Irish poet Seamus Heaney has died at 74. The Guardian has a brief account of his life; The Telegraph grapples more directly with the work There’s also his long, insightful interview with The Paris Review, from 1997.
“Heaney’s volumes make up two-thirds of the sales of living poets in Britain,” the BBC wrote in 2007, calling him “arguably, the English language’s greatest living bard.”
One of his best-known poems, “Digging,” compares his trade to that of his father and grandfather, who were farmers and cattle-raisers. These are its last two stanzas:
The cold smell of potato mould, the squelch and slap
Of soggy peat, the curt cuts of an edge
Through living roots awaken in my head.
But I’ve no spade to follow men like them.
Between my finger and my thumb
The squat pen rests.
I’ll dig with it.
One of Heaney’s great later achievements was his translation of Beowulf, which I bought and read along with his Selected Poems when I was in college.

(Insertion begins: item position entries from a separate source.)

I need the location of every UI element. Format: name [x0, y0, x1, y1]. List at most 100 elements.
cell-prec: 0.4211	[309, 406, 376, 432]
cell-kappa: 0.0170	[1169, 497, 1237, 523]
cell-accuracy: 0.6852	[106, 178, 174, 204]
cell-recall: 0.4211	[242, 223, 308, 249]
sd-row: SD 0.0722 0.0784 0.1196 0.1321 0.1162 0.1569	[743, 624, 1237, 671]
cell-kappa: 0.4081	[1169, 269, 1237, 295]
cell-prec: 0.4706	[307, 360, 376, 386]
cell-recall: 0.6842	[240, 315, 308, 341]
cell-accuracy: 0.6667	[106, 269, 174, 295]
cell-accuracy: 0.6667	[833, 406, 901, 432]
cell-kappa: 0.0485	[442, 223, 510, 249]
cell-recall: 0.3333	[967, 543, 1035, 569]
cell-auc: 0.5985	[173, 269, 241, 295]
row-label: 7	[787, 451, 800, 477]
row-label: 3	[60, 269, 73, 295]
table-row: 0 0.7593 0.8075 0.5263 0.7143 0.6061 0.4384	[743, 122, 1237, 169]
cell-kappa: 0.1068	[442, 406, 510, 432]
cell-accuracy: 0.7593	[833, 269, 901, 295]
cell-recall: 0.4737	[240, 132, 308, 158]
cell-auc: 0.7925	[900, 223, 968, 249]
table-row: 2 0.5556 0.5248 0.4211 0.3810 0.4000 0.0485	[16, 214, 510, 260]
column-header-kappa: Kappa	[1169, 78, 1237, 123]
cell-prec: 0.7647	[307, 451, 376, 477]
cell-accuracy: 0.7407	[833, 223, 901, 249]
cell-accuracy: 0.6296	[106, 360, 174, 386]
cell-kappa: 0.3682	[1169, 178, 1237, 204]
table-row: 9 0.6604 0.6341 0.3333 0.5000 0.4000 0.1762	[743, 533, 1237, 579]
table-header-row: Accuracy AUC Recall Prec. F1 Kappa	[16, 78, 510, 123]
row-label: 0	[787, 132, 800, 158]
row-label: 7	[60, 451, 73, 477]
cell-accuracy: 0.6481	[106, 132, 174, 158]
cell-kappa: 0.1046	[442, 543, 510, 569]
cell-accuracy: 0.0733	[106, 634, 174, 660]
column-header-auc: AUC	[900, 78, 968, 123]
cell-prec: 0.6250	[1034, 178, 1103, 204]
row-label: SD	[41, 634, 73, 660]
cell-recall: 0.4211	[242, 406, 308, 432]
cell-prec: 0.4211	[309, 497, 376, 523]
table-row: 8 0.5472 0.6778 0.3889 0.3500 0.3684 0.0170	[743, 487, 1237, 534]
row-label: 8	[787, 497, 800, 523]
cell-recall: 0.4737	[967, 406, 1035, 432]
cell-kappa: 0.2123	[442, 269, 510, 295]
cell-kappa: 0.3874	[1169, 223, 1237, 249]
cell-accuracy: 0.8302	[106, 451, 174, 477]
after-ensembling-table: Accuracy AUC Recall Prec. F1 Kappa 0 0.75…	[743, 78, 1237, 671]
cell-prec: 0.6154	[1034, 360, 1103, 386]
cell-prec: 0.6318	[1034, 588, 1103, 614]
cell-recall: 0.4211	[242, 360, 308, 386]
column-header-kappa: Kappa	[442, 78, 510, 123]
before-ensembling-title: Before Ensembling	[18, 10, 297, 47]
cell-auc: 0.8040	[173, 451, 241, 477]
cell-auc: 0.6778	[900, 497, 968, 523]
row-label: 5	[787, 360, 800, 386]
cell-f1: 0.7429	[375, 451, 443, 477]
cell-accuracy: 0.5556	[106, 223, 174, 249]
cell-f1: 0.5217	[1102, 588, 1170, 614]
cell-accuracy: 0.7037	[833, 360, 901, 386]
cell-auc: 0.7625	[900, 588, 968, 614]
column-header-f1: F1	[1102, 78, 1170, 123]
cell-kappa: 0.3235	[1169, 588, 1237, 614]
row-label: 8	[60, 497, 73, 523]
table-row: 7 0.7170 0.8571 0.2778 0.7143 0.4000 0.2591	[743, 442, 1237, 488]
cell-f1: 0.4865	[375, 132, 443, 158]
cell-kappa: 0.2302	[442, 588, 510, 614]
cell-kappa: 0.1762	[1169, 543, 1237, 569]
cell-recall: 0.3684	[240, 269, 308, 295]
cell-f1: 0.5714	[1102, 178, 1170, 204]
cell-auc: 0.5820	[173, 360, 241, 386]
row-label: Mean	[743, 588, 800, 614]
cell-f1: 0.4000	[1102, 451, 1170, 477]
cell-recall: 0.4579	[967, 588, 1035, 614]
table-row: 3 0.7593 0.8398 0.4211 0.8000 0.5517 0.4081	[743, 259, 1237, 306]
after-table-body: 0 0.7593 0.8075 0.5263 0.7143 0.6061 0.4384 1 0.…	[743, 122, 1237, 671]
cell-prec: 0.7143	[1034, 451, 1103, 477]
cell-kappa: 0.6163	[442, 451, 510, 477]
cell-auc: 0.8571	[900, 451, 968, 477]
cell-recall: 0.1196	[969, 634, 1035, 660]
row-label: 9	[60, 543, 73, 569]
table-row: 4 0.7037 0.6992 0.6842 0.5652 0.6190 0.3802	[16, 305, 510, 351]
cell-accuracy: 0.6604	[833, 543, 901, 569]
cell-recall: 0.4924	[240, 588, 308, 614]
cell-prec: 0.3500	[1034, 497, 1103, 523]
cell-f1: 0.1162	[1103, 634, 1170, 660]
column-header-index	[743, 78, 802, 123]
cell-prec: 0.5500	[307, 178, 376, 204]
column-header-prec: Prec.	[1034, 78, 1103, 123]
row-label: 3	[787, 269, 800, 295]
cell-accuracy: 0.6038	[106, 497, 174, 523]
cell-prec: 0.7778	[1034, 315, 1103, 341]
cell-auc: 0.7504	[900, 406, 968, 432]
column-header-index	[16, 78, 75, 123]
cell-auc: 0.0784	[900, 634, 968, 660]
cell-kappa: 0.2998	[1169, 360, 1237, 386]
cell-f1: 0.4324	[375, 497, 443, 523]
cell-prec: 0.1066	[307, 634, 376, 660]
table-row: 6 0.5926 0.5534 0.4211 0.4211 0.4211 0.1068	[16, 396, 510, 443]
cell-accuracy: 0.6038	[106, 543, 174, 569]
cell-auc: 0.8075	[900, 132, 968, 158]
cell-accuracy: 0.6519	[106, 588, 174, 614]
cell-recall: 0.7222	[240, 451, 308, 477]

Previous translators struggled with the first word of Beowulf (“Hwaet!”) for decades. “Hark!” “What!”, and so on. Heaney’s version: “So.” <3— Ellie Cumbo (@EllieCumbo) August 30, 2013
Heaney’s take on the Anglo-Saxon most reminds me of the first of Ezra Pound’s Cantos, a weird mix of old epic and contemporary free-verse imagery and meters, a translation of a translation of Homer that begins “And then” and ends “So that:”
When Swinburne died, W.B. Yeats is said to have told his sister, “Now I am King of the Cats.” When Robert Frost died, John Berryman asked, “who’s number one?”
I note this not to pose the question “who’s number one?” now that Heaney has died, but to observe that just as champion boxers and sprinters often have outsized competitive personalities that seem like caricatures compared to other athletes, even among writers, and even when they resist, as Heaney did, being drawn into literary feuds or political debate, great poets are often magnificent and terrible and troubling and glorious and weird.